The Painful Big Toe
What is it?
Pain in the big toe is generally caused by damage within the joint between the big toe and the foot. Other causes of pain in the big toe can be an acute swelling of the big toe such as in gout or a problems with the sesamoids.
The sesamoids are small bones under the big toe that work in the same way as your knee cap. Damage to these bones can be subtle and is something I always look out for when assessing your big toe.
Why does it happen?
Damage can be age related wear and tear, suffering from repeated bouts of gout or old injuries to the big toe. However, most cases are partly genetic and run in families. Most people initially complain of pain when the big toe is bent up such as standing on tip toes or more commonly running but as the condition becomes worse patients can end up in constant pain.
How can I treat it?
The first stage is a careful assessment as to exactly what is causing the pain and if there is wear in the joint exactly how bad it is.
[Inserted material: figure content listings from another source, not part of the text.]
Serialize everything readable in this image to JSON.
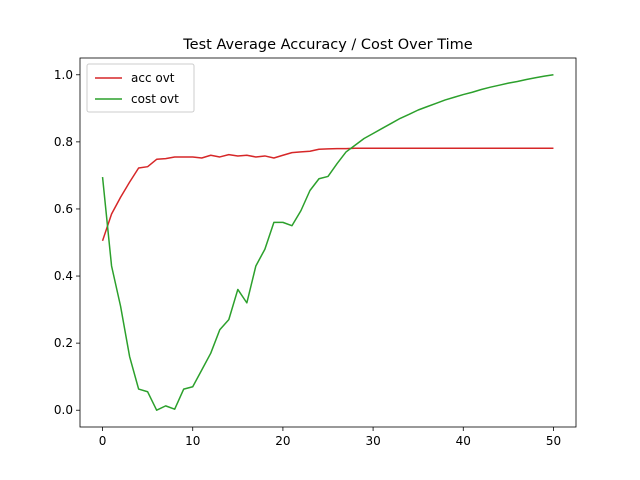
{
  "chart_data": {
    "type": "line",
    "title": "Test Average Accuracy / Cost Over Time",
    "xlabel": "",
    "ylabel": "",
    "xlim": [
      -2.5,
      52.5
    ],
    "ylim": [
      -0.05,
      1.05
    ],
    "xticks": [
      0,
      10,
      20,
      30,
      40,
      50
    ],
    "yticks": [
      0.0,
      0.2,
      0.4,
      0.6,
      0.8,
      1.0
    ],
    "ytick_labels": [
      "0.0",
      "0.2",
      "0.4",
      "0.6",
      "0.8",
      "1.0"
    ],
    "xtick_labels": [
      "0",
      "10",
      "20",
      "30",
      "40",
      "50"
    ],
    "grid": false,
    "legend_position": "top-left",
    "x": [
      0,
      1,
      2,
      3,
      4,
      5,
      6,
      7,
      8,
      9,
      10,
      11,
      12,
      13,
      14,
      15,
      16,
      17,
      18,
      19,
      20,
      21,
      22,
      23,
      24,
      25,
      26,
      27,
      28,
      29,
      30,
      31,
      32,
      33,
      34,
      35,
      36,
      37,
      38,
      39,
      40,
      41,
      42,
      43,
      44,
      45,
      46,
      47,
      48,
      49,
      50
    ],
    "series": [
      {
        "name": "acc ovt",
        "color": "#d62728",
        "values": [
          0.505,
          0.585,
          0.635,
          0.68,
          0.722,
          0.726,
          0.748,
          0.75,
          0.755,
          0.755,
          0.755,
          0.752,
          0.76,
          0.755,
          0.762,
          0.758,
          0.76,
          0.755,
          0.758,
          0.752,
          0.76,
          0.768,
          0.77,
          0.772,
          0.778,
          0.779,
          0.78,
          0.78,
          0.781,
          0.781,
          0.781,
          0.781,
          0.781,
          0.781,
          0.781,
          0.781,
          0.781,
          0.781,
          0.781,
          0.781,
          0.781,
          0.781,
          0.781,
          0.781,
          0.781,
          0.781,
          0.781,
          0.781,
          0.781,
          0.781,
          0.781
        ]
      },
      {
        "name": "cost ovt",
        "color": "#2ca02c",
        "values": [
          0.695,
          0.43,
          0.31,
          0.16,
          0.063,
          0.055,
          0.0,
          0.013,
          0.003,
          0.063,
          0.07,
          0.12,
          0.17,
          0.24,
          0.27,
          0.36,
          0.32,
          0.43,
          0.48,
          0.56,
          0.56,
          0.55,
          0.595,
          0.655,
          0.69,
          0.697,
          0.735,
          0.77,
          0.79,
          0.81,
          0.825,
          0.84,
          0.855,
          0.87,
          0.882,
          0.895,
          0.905,
          0.915,
          0.925,
          0.933,
          0.941,
          0.948,
          0.956,
          0.963,
          0.969,
          0.975,
          0.98,
          0.986,
          0.991,
          0.996,
          1.0
        ]
      }
    ]
  }
}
There are a number of non-surgical options which can really help in relieving the pain in the big toe and I like to try these first to see if they will relieve the pain for you. As the pain is usually caused by excessive bending of the toe, a stiff insole can reduce the movement and help with the pain, I organise these treatments through a good podiatrist. If the main issue is pain rather than stiffness an injection into the joint can reduce inflammation and my preference for the big toe is a joint fluid substitute known as hyaluronric acid rather than a steroid injection as I feel this is a more natural product. I will explain this to you in detail if it is an appropriate option.
What does surgery involve?
If pain and stiffness are not settling with the non-surgical techniques, I utilise different surgical options depending on the severity of the disease. If the main problem is a lump of bone at the top of the toe and pain on bending, I perform a keyhole bump removal using a small burr.
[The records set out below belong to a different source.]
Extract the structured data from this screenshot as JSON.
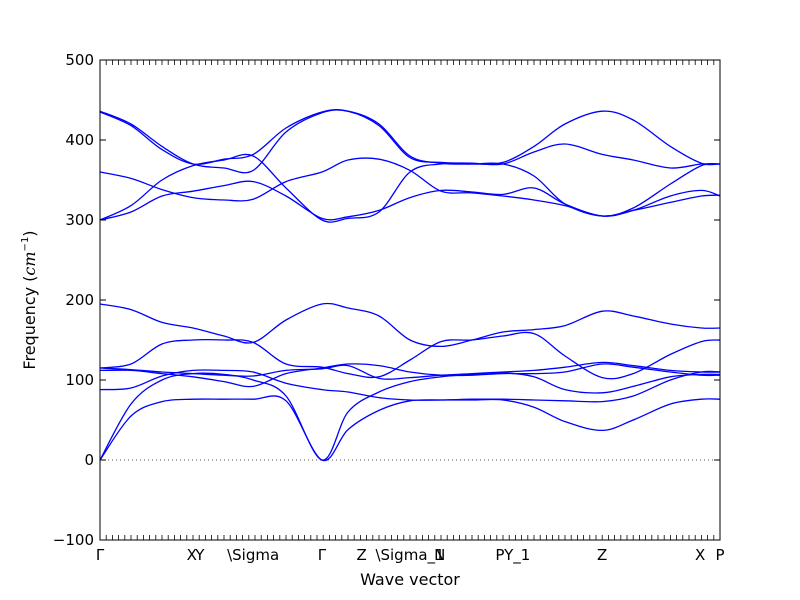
{
  "chart_data": {
    "type": "line",
    "title": "",
    "xlabel": "Wave vector",
    "ylabel_prefix": "Frequency (",
    "ylabel_math": "cm",
    "ylabel_exp": "−1",
    "ylabel_suffix": ")",
    "ylim": [
      -100,
      500
    ],
    "xlim": [
      0,
      1
    ],
    "y_ticks": [
      -100,
      0,
      100,
      200,
      300,
      400,
      500
    ],
    "zero_line": true,
    "grid": false,
    "legend": "none",
    "line_color": "#0000ff",
    "zero_line_color": "#555555",
    "x_ticks": [
      {
        "pos": 0.0,
        "label": "Γ"
      },
      {
        "pos": 0.148,
        "label": "X"
      },
      {
        "pos": 0.161,
        "label": "Y"
      },
      {
        "pos": 0.247,
        "label": "\\Sigma"
      },
      {
        "pos": 0.358,
        "label": "Γ"
      },
      {
        "pos": 0.422,
        "label": "Z"
      },
      {
        "pos": 0.5,
        "label": "\\Sigma_1"
      },
      {
        "pos": 0.548,
        "label": "N"
      },
      {
        "pos": 0.645,
        "label": "P"
      },
      {
        "pos": 0.673,
        "label": "Y_1"
      },
      {
        "pos": 0.81,
        "label": "Z"
      },
      {
        "pos": 0.968,
        "label": "X"
      },
      {
        "pos": 1.0,
        "label": "P"
      }
    ],
    "series": [
      {
        "x": [
          0,
          0.05,
          0.1,
          0.15,
          0.2,
          0.247,
          0.3,
          0.358,
          0.4,
          0.45,
          0.5,
          0.55,
          0.6,
          0.65,
          0.7,
          0.75,
          0.81,
          0.86,
          0.92,
          0.97,
          1.0
        ],
        "values": [
          0,
          55,
          73,
          76,
          76,
          76,
          74,
          0,
          38,
          62,
          74,
          75,
          75,
          75,
          66,
          48,
          37,
          50,
          70,
          76,
          76
        ]
      },
      {
        "x": [
          0,
          0.05,
          0.1,
          0.15,
          0.2,
          0.247,
          0.3,
          0.358,
          0.4,
          0.45,
          0.5,
          0.55,
          0.6,
          0.65,
          0.7,
          0.75,
          0.81,
          0.86,
          0.92,
          0.97,
          1.0
        ],
        "values": [
          0,
          70,
          100,
          108,
          107,
          100,
          80,
          0,
          60,
          85,
          98,
          104,
          107,
          109,
          104,
          88,
          84,
          92,
          104,
          107,
          107
        ]
      },
      {
        "x": [
          0,
          0.05,
          0.1,
          0.15,
          0.2,
          0.247,
          0.3,
          0.358,
          0.4,
          0.45,
          0.5,
          0.55,
          0.6,
          0.65,
          0.7,
          0.75,
          0.81,
          0.86,
          0.92,
          0.97,
          1.0
        ],
        "values": [
          88,
          90,
          105,
          112,
          112,
          110,
          96,
          88,
          85,
          78,
          75,
          75,
          76,
          76,
          75,
          74,
          73,
          80,
          100,
          110,
          110
        ]
      },
      {
        "x": [
          0,
          0.05,
          0.1,
          0.15,
          0.2,
          0.247,
          0.3,
          0.358,
          0.4,
          0.45,
          0.5,
          0.55,
          0.6,
          0.65,
          0.7,
          0.75,
          0.81,
          0.86,
          0.92,
          0.97,
          1.0
        ],
        "values": [
          112,
          112,
          108,
          104,
          98,
          92,
          108,
          115,
          120,
          118,
          110,
          106,
          106,
          108,
          108,
          110,
          120,
          116,
          110,
          106,
          106
        ]
      },
      {
        "x": [
          0,
          0.05,
          0.1,
          0.15,
          0.2,
          0.247,
          0.3,
          0.358,
          0.4,
          0.45,
          0.5,
          0.55,
          0.6,
          0.65,
          0.7,
          0.75,
          0.81,
          0.86,
          0.92,
          0.97,
          1.0
        ],
        "values": [
          115,
          113,
          110,
          108,
          106,
          105,
          112,
          114,
          118,
          102,
          103,
          106,
          108,
          110,
          112,
          116,
          122,
          118,
          112,
          110,
          110
        ]
      },
      {
        "x": [
          0,
          0.05,
          0.1,
          0.15,
          0.2,
          0.247,
          0.3,
          0.358,
          0.4,
          0.45,
          0.5,
          0.55,
          0.6,
          0.65,
          0.7,
          0.75,
          0.81,
          0.86,
          0.92,
          0.97,
          1.0
        ],
        "values": [
          115,
          120,
          145,
          150,
          150,
          147,
          120,
          116,
          108,
          104,
          125,
          148,
          150,
          155,
          158,
          130,
          103,
          108,
          132,
          148,
          150
        ]
      },
      {
        "x": [
          0,
          0.05,
          0.1,
          0.15,
          0.2,
          0.247,
          0.3,
          0.358,
          0.4,
          0.45,
          0.5,
          0.55,
          0.6,
          0.65,
          0.7,
          0.75,
          0.81,
          0.86,
          0.92,
          0.97,
          1.0
        ],
        "values": [
          195,
          188,
          172,
          165,
          155,
          147,
          175,
          195,
          190,
          180,
          150,
          142,
          150,
          160,
          163,
          168,
          186,
          180,
          170,
          165,
          165
        ]
      },
      {
        "x": [
          0,
          0.05,
          0.1,
          0.15,
          0.2,
          0.247,
          0.3,
          0.358,
          0.4,
          0.45,
          0.5,
          0.55,
          0.6,
          0.65,
          0.7,
          0.75,
          0.81,
          0.86,
          0.92,
          0.97,
          1.0
        ],
        "values": [
          300,
          310,
          330,
          336,
          343,
          348,
          330,
          302,
          304,
          312,
          328,
          337,
          335,
          332,
          340,
          320,
          305,
          312,
          330,
          337,
          330
        ]
      },
      {
        "x": [
          0,
          0.05,
          0.1,
          0.15,
          0.2,
          0.247,
          0.3,
          0.358,
          0.4,
          0.45,
          0.5,
          0.55,
          0.6,
          0.65,
          0.7,
          0.75,
          0.81,
          0.86,
          0.92,
          0.97,
          1.0
        ],
        "values": [
          300,
          318,
          350,
          368,
          375,
          380,
          340,
          300,
          302,
          310,
          360,
          370,
          370,
          370,
          355,
          320,
          305,
          315,
          345,
          368,
          370
        ]
      },
      {
        "x": [
          0,
          0.05,
          0.1,
          0.15,
          0.2,
          0.247,
          0.3,
          0.358,
          0.4,
          0.45,
          0.5,
          0.55,
          0.6,
          0.65,
          0.7,
          0.75,
          0.81,
          0.86,
          0.92,
          0.97,
          1.0
        ],
        "values": [
          360,
          352,
          338,
          328,
          325,
          326,
          348,
          360,
          375,
          376,
          362,
          336,
          334,
          330,
          325,
          318,
          305,
          312,
          322,
          330,
          331
        ]
      },
      {
        "x": [
          0,
          0.05,
          0.1,
          0.15,
          0.2,
          0.247,
          0.3,
          0.358,
          0.4,
          0.45,
          0.5,
          0.55,
          0.6,
          0.65,
          0.7,
          0.75,
          0.81,
          0.86,
          0.92,
          0.97,
          1.0
        ],
        "values": [
          436,
          420,
          392,
          370,
          365,
          362,
          410,
          434,
          436,
          420,
          380,
          371,
          370,
          372,
          392,
          420,
          436,
          425,
          392,
          371,
          370
        ]
      },
      {
        "x": [
          0,
          0.05,
          0.1,
          0.15,
          0.2,
          0.247,
          0.3,
          0.358,
          0.4,
          0.45,
          0.5,
          0.55,
          0.6,
          0.65,
          0.7,
          0.75,
          0.81,
          0.86,
          0.92,
          0.97,
          1.0
        ],
        "values": [
          435,
          418,
          388,
          370,
          376,
          382,
          415,
          435,
          436,
          418,
          378,
          372,
          371,
          370,
          385,
          395,
          382,
          375,
          365,
          370,
          370
        ]
      }
    ]
  }
}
This is an advance on a well-recognised technique known as a cheilectomy but is much less invasive and allows early movement and stretching which is good for rehabilitation. If the joint is significantly damaged, I consider either joint replacement or fusion.
Joint replacement or joint fusion?
Whilst training in Edinburgh, I published the 15 year results of a randomised controlled trial of joint replacement vs fusion of the big toe. This is the longest follow up of this type of study in the world literature. I found that a successful joint replacement works as well but not better than a joint fusion and failure of joint replacements is more common and can lead to long term problems.
Having said that a new type of joint replacement for the big toe has been available for the last 5 years and has very promising results.
I now offer Cartiva replacement to patients with severe arthritis who wish to maintain a degree of movement in their toe. Although there is still a risk of requiring further surgery this implant is much more straightforward to redo than previous joint replacements and revision rates have been lower than for classic joint replacements.
Fusions still remain the gold standard with reliable pain free recovery and good function.
Post op recovery
The recovery after big toe surgery will be dependent on the type of procedure you have (least for keyhole bumpectomy, more for Cartiva and the most for fusion) but with all procedures you will be in and out of the hospital the same day and be fully recovered within 3-4 months. We will discuss your recovery in detail and I will give you a personalised plan for your rehabilitation depending on what you want to achieve.
Risks and complications
There are risks to all surgery and conservative measures should be tried when possible. If surgery is an option, we will discuss all of the pros and cons and the risks that are specific to you in detail. Specific risks of this procedure are-
For keyhole surgery the main risks are skin damage from the burr and damage to tendons. This is uncommon and the techniques are performed with a specific aim to avoid these complications.
For Cartiva the most common complication is ongoing pain and requirement for revision to fusion. This is in about 10% of cases at 5 years.
For fusions occasionally they do not heal leading to having to redo the procedure. I use strong fixation with screws and a low profile plate to minimise this risk.